Tetralogy of Fallot is a combination of four different heart defects that causes a lowering of oxygen levels in the blood. This can lead to symptoms of breathlessness.

Patent ductus arteriosus (PDA) is a duct or passage in the heart that usually closes shortly after birth. However, in cases of PDA the duct fails to completely close, which means oxygen-rich blood that is meant to be pumped away from the lungs leaks back through the duct and into the lungs.

This can place strain on the heart and lungs because they have to work harder to compensate for the problems caused by the duct.

If your baby is diagnosed with Down's syndrome, their heart will be carefully assessed to detect and treat any problems as soon as possible.

Intestinal problems

Many people with Down's syndrome have some sort of intestinal problem. Constipationdiarrhoea and indigestion are all common, as are more serious problems such as small bowel obstruction, which stops food passing from the stomach into the large bowel.

An estimated 5-15% of people with Down's syndrome develop coeliac disease (an intolerance to gluten).

Conditions such as imperforate anus (where a baby is born without an anal opening) or Hirschsprung's disease (where the large bowel is unable to push faeces towards the anus) are rare, but slightly more common in children with Down's syndrome.

Hearing problems

Around 50% of people with Down's syndrome have problems with their ears and hearing.

Glue ear commonly affects people with the condition. It is caused by a build-up of fluid in the middle ear. In some cases, the fluid thickens and causes sounds to be muffled and distorted.

If your child has a hearing problem, they may find it difficult to learn and interact with other children. If your child has glue ear as a result of Down's syndrome, they will usually be referred to an ear, nose and throat (ENT) specialist for treatment.

Vision problems

Around 50% of people with Down's syndrome also have problems with their eyesight.

Common eye problems include:

  • squint 
  • lazy eye – where one eye does not develop fully and loses some focusing ability
  • short-sightedness – where distant objects appear blurred
  • long-sightedness – where nearby objects appear blurred
  • eye infections (conjunctivitisuveitis or blepharitis)
  • cataracts – where the lens (the transparent layer at the front of the eye) clouds over
  • nystagmus – where the eyes move uncontrollably, usually from side to side
  • keratoconus – where the cornea becomes thin and bulges out

Thyroid problems

Around 10% of people with Down's syndrome have problems with their thyroid gland.
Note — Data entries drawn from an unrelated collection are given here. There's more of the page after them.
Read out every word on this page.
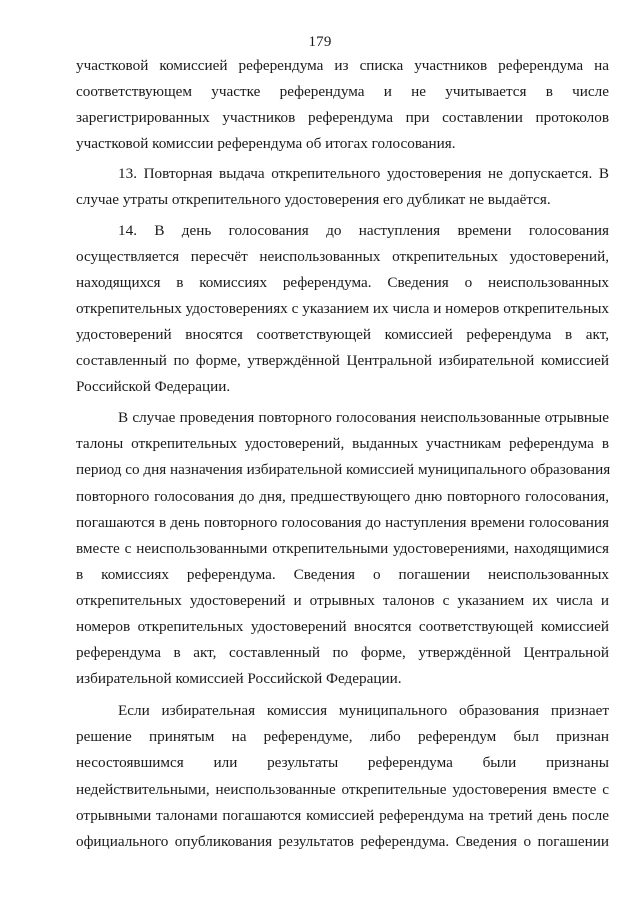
179
участковой комиссией референдума из списка участников референдума на
соответствующем участке референдума и не учитывается в числе
зарегистрированных участников референдума при составлении протоколов
участковой комиссии референдума об итогах голосования.
13. Повторная выдача открепительного удостоверения не допускается. В
случае утраты открепительного удостоверения его дубликат не выдаётся.
14. В день голосования до наступления времени голосования
осуществляется пересчёт неиспользованных открепительных удостоверений,
находящихся в комиссиях референдума. Сведения о неиспользованных
открепительных удостоверениях с указанием их числа и номеров открепительных
удостоверений вносятся соответствующей комиссией референдума в акт,
составленный по форме, утверждённой Центральной избирательной комиссией
Российской Федерации.
В случае проведения повторного голосования неиспользованные отрывные
талоны открепительных удостоверений, выданных участникам референдума в
период со дня назначения избирательной комиссией муниципального образования
повторного голосования до дня, предшествующего дню повторного голосования,
погашаются в день повторного голосования до наступления времени голосования
вместе с неиспользованными открепительными удостоверениями, находящимися
в комиссиях референдума. Сведения о погашении неиспользованных
открепительных удостоверений и отрывных талонов с указанием их числа и
номеров открепительных удостоверений вносятся соответствующей комиссией
референдума в акт, составленный по форме, утверждённой Центральной
избирательной комиссией Российской Федерации.
Если избирательная комиссия муниципального образования признает
решение принятым на референдуме, либо референдум был признан
несостоявшимся или результаты референдума были признаны
недействительными, неиспользованные открепительные удостоверения вместе с
отрывными талонами погашаются комиссией референдума на третий день после
официального опубликования результатов референдума. Сведения о погашении
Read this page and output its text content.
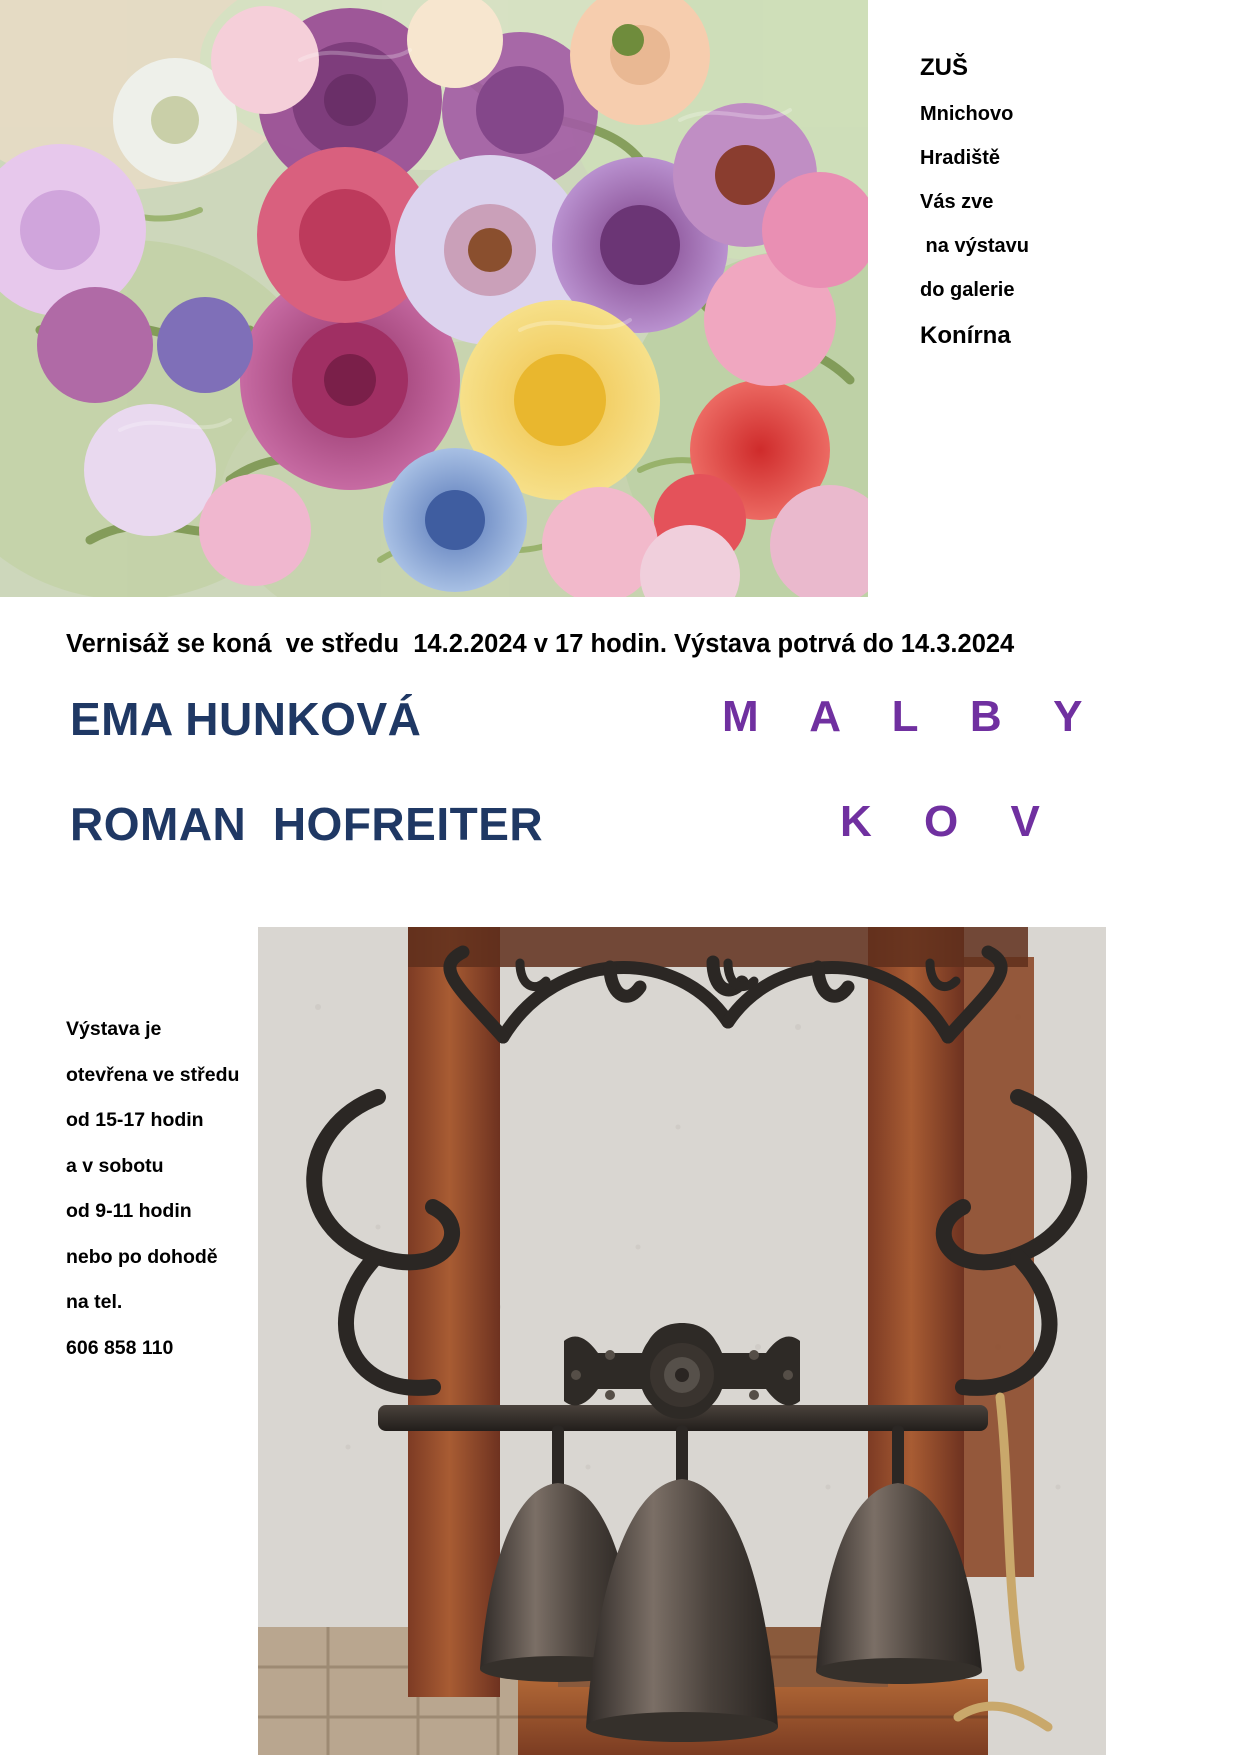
ZUŠ
Mnichovo
Hradiště
Vás zve
na výstavu
do galerie
Konírna
Vernisáž se koná  ve středu  14.2.2024 v 17 hodin. Výstava potrvá do 14.3.2024
EMA HUNKOVÁ	M A L B Y
ROMAN  HOFREITER	K O V
Výstava je
otevřena ve středu
od 15-17 hodin
a v sobotu
od 9-11 hodin
nebo po dohodě
na tel.
606 858 110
The thyroid gland is located in the neck and is responsible for controlling your metabolism (the rate at which your body uses up energy). It does this by releasing thyroid hormones into the body.
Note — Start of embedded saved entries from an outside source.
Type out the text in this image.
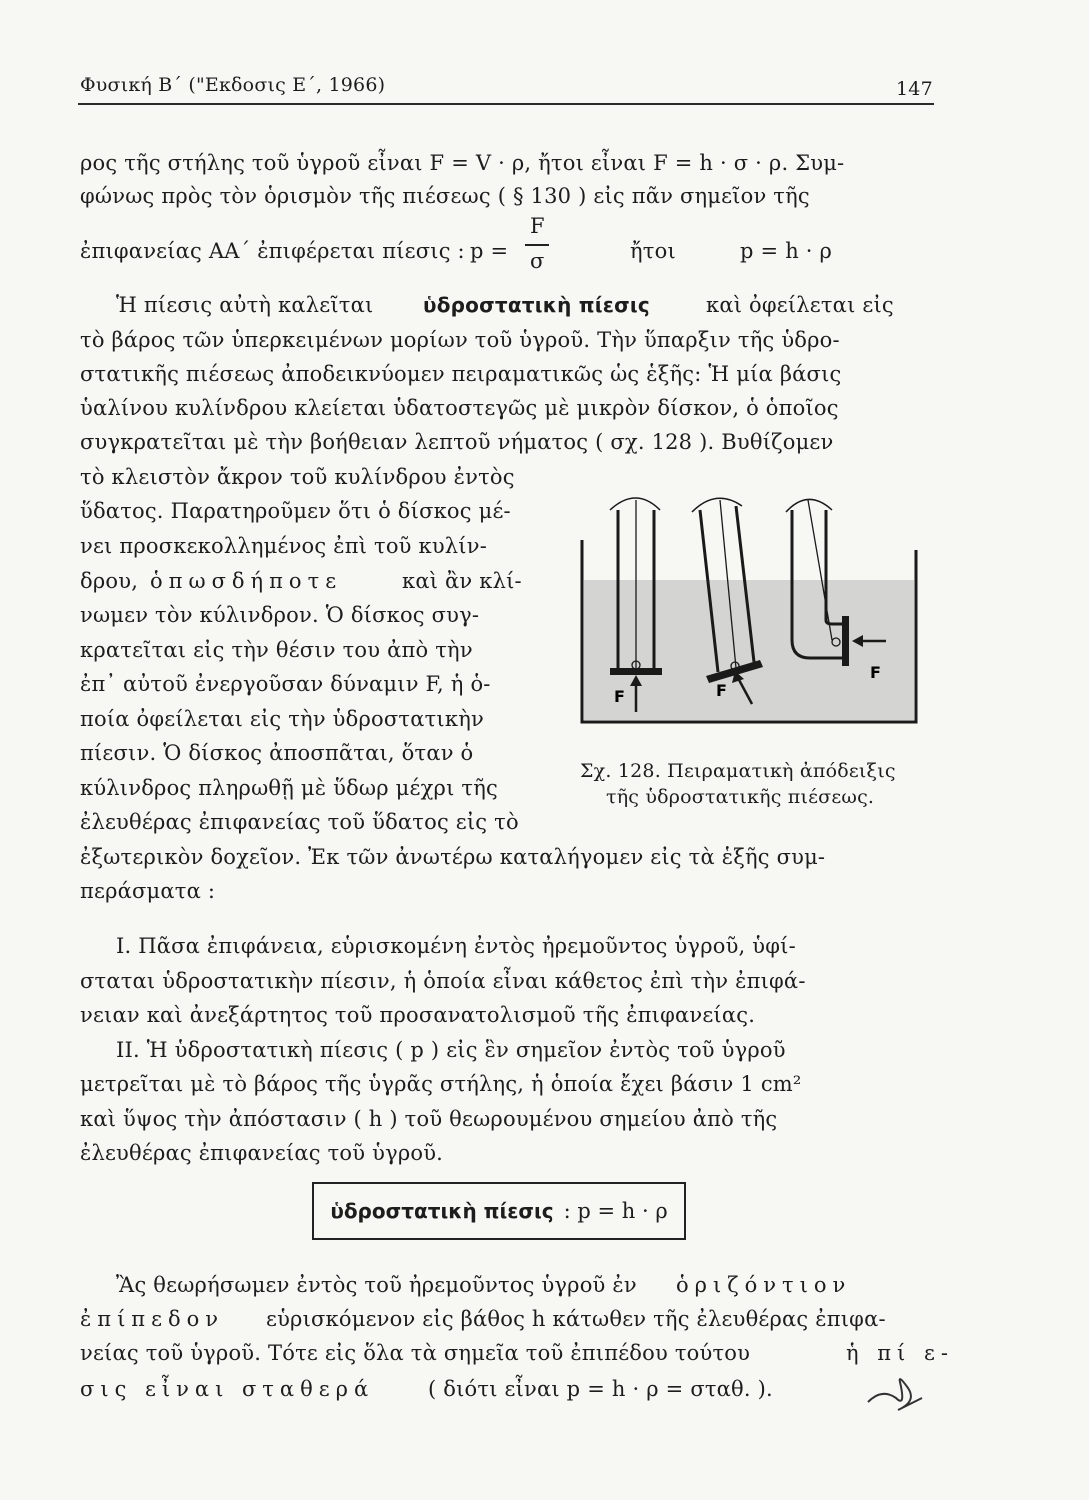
Φυσική Β΄ ("Εκδοσις Ε΄, 1966)	147
ρος τῆς στήλης τοῦ ὑγροῦ εἶναι F = V · ρ, ἤτοι εἶναι F = h · σ · ρ. Συμ-
φώνως πρὸς τὸν ὁρισμὸν τῆς πιέσεως ( § 130 ) εἰς πᾶν σημεῖον τῆς
ἐπιφανείας ΑΑ΄ ἐπιφέρεται πίεσις : p =
F
σ	ἤτοι	p = h · ρ
Ἡ πίεσις αὐτὴ καλεῖται ὑδροστατικὴ πίεσις	καὶ ὀφείλεται εἰς
τὸ βάρος τῶν ὑπερκειμένων μορίων τοῦ ὑγροῦ. Τὴν ὕπαρξιν τῆς ὑδρο-
στατικῆς πιέσεως ἀποδεικνύομεν πειραματικῶς ὡς ἑξῆς: Ἡ μία βάσις
ὑαλίνου κυλίνδρου κλείεται ὑδατοστεγῶς μὲ μικρὸν δίσκον, ὁ ὁποῖος
συγκρατεῖται μὲ τὴν βοήθειαν λεπτοῦ νήματος ( σχ. 128 ). Βυθίζομεν
τὸ κλειστὸν ἄκρον τοῦ κυλίνδρου ἐντὸς
ὕδατος. Παρατηροῦμεν ὅτι ὁ δίσκος μέ-
νει προσκεκολλημένος ἐπὶ τοῦ κυλίν-
δρου, ὁπωσδήποτε	καὶ ἂν κλί-
νωμεν τὸν κύλινδρον. Ὁ δίσκος συγ-
κρατεῖται εἰς τὴν θέσιν του ἀπὸ τὴν
ἐπ᾿ αὐτοῦ ἐνεργοῦσαν δύναμιν F, ἡ ὁ-
ποία ὀφείλεται εἰς τὴν ὑδροστατικὴν
πίεσιν. Ὁ δίσκος ἀποσπᾶται, ὅταν ὁ
κύλινδρος πληρωθῇ μὲ ὕδωρ μέχρι τῆς
ἐλευθέρας ἐπιφανείας τοῦ ὕδατος εἰς τὸ
ἐξωτερικὸν δοχεῖον. Ἐκ τῶν ἀνωτέρω καταλήγομεν εἰς τὰ ἑξῆς συμ-
περάσματα :
F	F
F
Σχ. 128. Πειραματικὴ ἀπόδειξις
τῆς ὑδροστατικῆς πιέσεως.
Ι. Πᾶσα ἐπιφάνεια, εὑρισκομένη ἐντὸς ἠρεμοῦντος ὑγροῦ, ὑφί-
σταται ὑδροστατικὴν πίεσιν, ἡ ὁποία εἶναι κάθετος ἐπὶ τὴν ἐπιφά-
νειαν καὶ ἀνεξάρτητος τοῦ προσανατολισμοῦ τῆς ἐπιφανείας.
ΙΙ. Ἡ ὑδροστατικὴ πίεσις ( p ) εἰς ἓν σημεῖον ἐντὸς τοῦ ὑγροῦ
μετρεῖται μὲ τὸ βάρος τῆς ὑγρᾶς στήλης, ἡ ὁποία ἔχει βάσιν 1 cm²
καὶ ὕψος τὴν ἀπόστασιν ( h ) τοῦ θεωρουμένου σημείου ἀπὸ τῆς
ἐλευθέρας ἐπιφανείας τοῦ ὑγροῦ.
ὑδροστατικὴ πίεσις : p = h · ρ
Ἂς θεωρήσωμεν ἐντὸς τοῦ ἠρεμοῦντος ὑγροῦ ἐν ὁριζόντιον
ἐπίπεδον εὑρισκόμενον εἰς βάθος h κάτωθεν τῆς ἐλευθέρας ἐπιφα-
νείας τοῦ ὑγροῦ. Τότε εἰς ὅλα τὰ σημεῖα τοῦ ἐπιπέδου τούτου	ἡ πί ε-
σις εἶναι σταθερά	( διότι εἶναι p = h · ρ = σταθ. ).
Most people with Down's syndrome who have a problem with their thyroid have hypothyroidism, which means their thyroid gland is underactive. Symptoms of an underactive thyroid gland can include:

  • lethargy (lack of energy)
  • weight gain
  • slow physical and mental reactions

In rarer cases, people with Down's syndrome can also develop hyperthyroidism, which means their thyroid gland is overactive and produces too much thyroid hormone. Symptoms of hyperthyroidism can include:

  • hyperactivity
  • difficulty breathing
  • difficulty sleeping

Increased risk of infection

People with Down's syndrome are more likely to develop infections, particularly the lung infection pneumonia. This is because their immune system (the body's natural defence against infection) has not developed properly.

Leukaemia

Children with Down's syndrome also have an increased risk of developing acute leukaemia.

Around 1 in 100 children with Down's syndrome go on to develop acute leukaemia.

Dementia

Dementia is a frequently voiced concern about people with Down's syndrome. There is a tendency for people with Down's syndrome to develop dementia at a younger age than in the general population.

However, recent research indicates that the overall percentage of adults with Down's syndrome who develop dementia is similar to that of the population who do not have Down's syndrome. It is not inevitable that people with Down's syndrome will develop the condition.